Sony

The Last of Us: Part II (PS4)

The Last of Us™ Part II_20200620211956

Brushing a pine tree while riding a horse, Ellie makes the branches’ accumulated snow fall. Look toward the ground and the horse’s steps realistically imprint on a few inches of frozen precipitation. Sometimes, it’s the little things; Last of Us: Part II has a lot of little things.

A character removes their shirt – perfectly, no clipping as polygons clash with one another. Videogames spent decades learning to talk, but speech is only one conveyor of intent; these digital performances convey anger, distress, worry, and happiness. Ocean waves rush onto a beach, sand drying as water recedes. Then the violence. A headshot leaves a hole clean through the victim’s skull. Stab someone with a knife, they bleed properly. This all took years to achieve. Only Naughty Dog’s payroll records know the true total.

All of this, yet the industry is still stuck on 1962’s Spacewar.

Last of Us: Part II is, obviously, not Spacewar. Not entirely. It’s a story of Ellie and Joel, wandering through a now eerily prescient, post-pandemic world, one where America resets, and the western genre’s values rule. At times, Last of Us: Part II is more western than it wants to admit, hiding behind soapy relationship and pregnancy melodrama to draw attention away from tropes like forming cities, stronghold raids, and a central revenge parable.

And still, it’s Spacewar, or Space Invaders – choose your own early shooting game reference point. Last of Us: Part II’s core still involves pointing a weapon and pulling a trigger. We’re still playing the same game.

Last of Us: Part 2, for its decidedly fictional infectious outbreak, leans on reality. It uses digital models to render precisely real-ish people. Its story is that of genuine, emoting characters, sharing problems, feelings, loss, and fears. Through technology, Last of Us: Part II enters a fight for this industry – it’s less about tiresome anecdotes concerning videogames making more money than movies (although videogames want nothing more than to be movies), but showing a mass audience, “Look at what we can do now!”

Yet this is window dressing on top of the thing videogames never moved on from. Weird, childish things, because in Last of Us: Part II, Ellie finds pills granting her additional strength, healing, or abilities. To justify the overlong, burdened playtime, Last of Us: Part II hides trading cards on various shelves or on an off-beaten path. Someone needed to build that path to hide that card so a player will eventually wander to it, maybe knocking some snow around in the process. It’s a question whether the publicly known development crunch from within Naughty Dog is worth it. Does the snow need to fall from a branch if it means the team works weekends for a month?

Videogame realism is an odd thing. In something like Naughty Dog’s Uncharted, its goofy tone and surrealism help bend the rules, like an ancient ruin containing ammunition for Nathan Drake’s gun. But in Last of Us: Part II’s serious, thematically jolting story, it’s fair to ask why certain windows cannot be broken, why certain ledges cannot be climbed, or why Ellie continues to care about superhero trading cards as she hunts her rival, limping to the climax, soaked in blood.

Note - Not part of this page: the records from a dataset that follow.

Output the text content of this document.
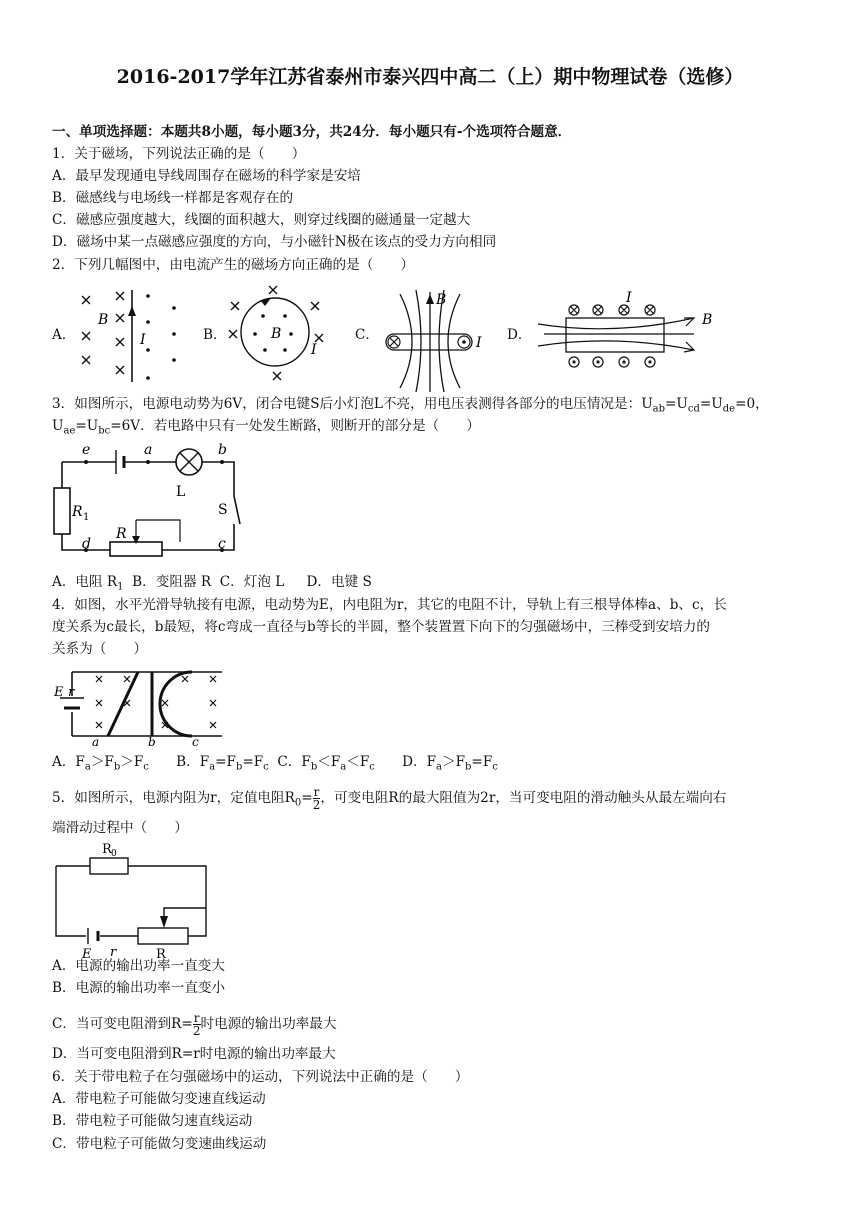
2016-2017学年江苏省泰州市泰兴四中高二（上）期中物理试卷（选修）
一、单项选择题：本题共8小题，每小题3分，共24分．每小题只有-个选项符合题意．
1．关于磁场，下列说法正确的是（　　）
A．最早发现通电导线周围存在磁场的科学家是安培
B．磁感线与电场线一样都是客观存在的
C．磁感应强度越大，线圈的面积越大，则穿过线圈的磁通量一定越大
D．磁场中某一点磁感应强度的方向，与小磁针N极在该点的受力方向相同
2．下列几幅图中，由电流产生的磁场方向正确的是（　　）
A．	B．	C．	D．
B
I	B
I
B
I
I
B
3．如图所示，电源电动势为6V，闭合电键S后小灯泡L不亮，用电压表测得各部分的电压情况是：$U_{ab}=U_{cd}=U_{de}=0$，
$U_{ae}=U_{bc}=6V$．若电路中只有一处发生断路，则断开的部分是（　　）
e	a	b
L
S
R 1
R
d	c
A．电阻 $R_1$  B．变阻器 R  C．灯泡 L　  D．电键 S
4．如图，水平光滑导轨接有电源，电动势为E，内电阻为r，其它的电阻不计，导轨上有三根导体棒a、b、c，长
度关系为c最长，b最短，将c弯成一直径与b等长的半圆，整个装置置下向下的匀强磁场中，三棒受到安培力的
关系为（　　）
E r
a	b	c
A．$F_a>F_b>F_c$　　B．$F_a=F_b=F_c$  C．$F_b<F_a<F_c$　　D．$F_a>F_b=F_c$
5．如图所示，电源内阻为r，定值电阻$R_0= \frac{r}{2}$ ，可变电阻R的最大阻值为2r，当可变电阻的滑动触头从最左端向右
端滑动过程中（　　）
R 0
E r	R
A．电源的输出功率一直变大
B．电源的输出功率一直变小
C．当可变电阻滑到$R= \frac{r}{2}$ 时电源的输出功率最大
D．当可变电阻滑到R=r时电源的输出功率最大
6．关于带电粒子在匀强磁场中的运动，下列说法中正确的是（　　）
A．带电粒子可能做匀变速直线运动
B．带电粒子可能做匀速直线运动
C．带电粒子可能做匀变速曲线运动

And through that realism, it’s a wonder why the assembled pieces of videogames so strictly adhere to shooting things. It’s easy to say there’s an American fetish for gun culture, yet numerous games from European and Asian studios employ firearms. No, it’s something deeper than that, an ugly comfort that comes from violence in this medium. Last of Us: Part II bemoans revenge because revenge leads to violence, then hypocritically spends 20+ hours maiming people, slashing their throats, or blowing off their heads. Eventually, this becomes routine; each chokeout uses the same animation routine. It’s not that an animator needs to lose more of their personal life to an exploitative career path to design more death throes; rather videogames need less death throes in the first place.

Here we are, captivated by a sharply composed (if outrageously lengthy) story, drawn in by well shaped characters, yet to get to any meaningful, compelling plot, Naughty Dog asks us to play Spacewar, where heroes and villains strafe one another, hiding behind things, pointing weapons, and pulling a trigger.

Last of Us: Part II’s best moment isn’t an action scene (a few, certainly, do stand out). That’s when Ellie and Joel visit a decaying museum, Ellie’s eyes glistening with joy, her face rendered as a smile. They trade barbs and banter. Ellie puts hats on dinosaurs. It’s reminiscent of Left Behind, still the best thing to ever come from Last of Us, a content expansion of the first game where Ellie explores a mall, coming of age alongside a friend, no guns required (at least in most scenes).

To think of the emotion videogames are now capable of, how readily they can express interactivity without scrounging for collector cards, or ammo to shoot stuff with. It’s such a waste to still be playing Spacewar.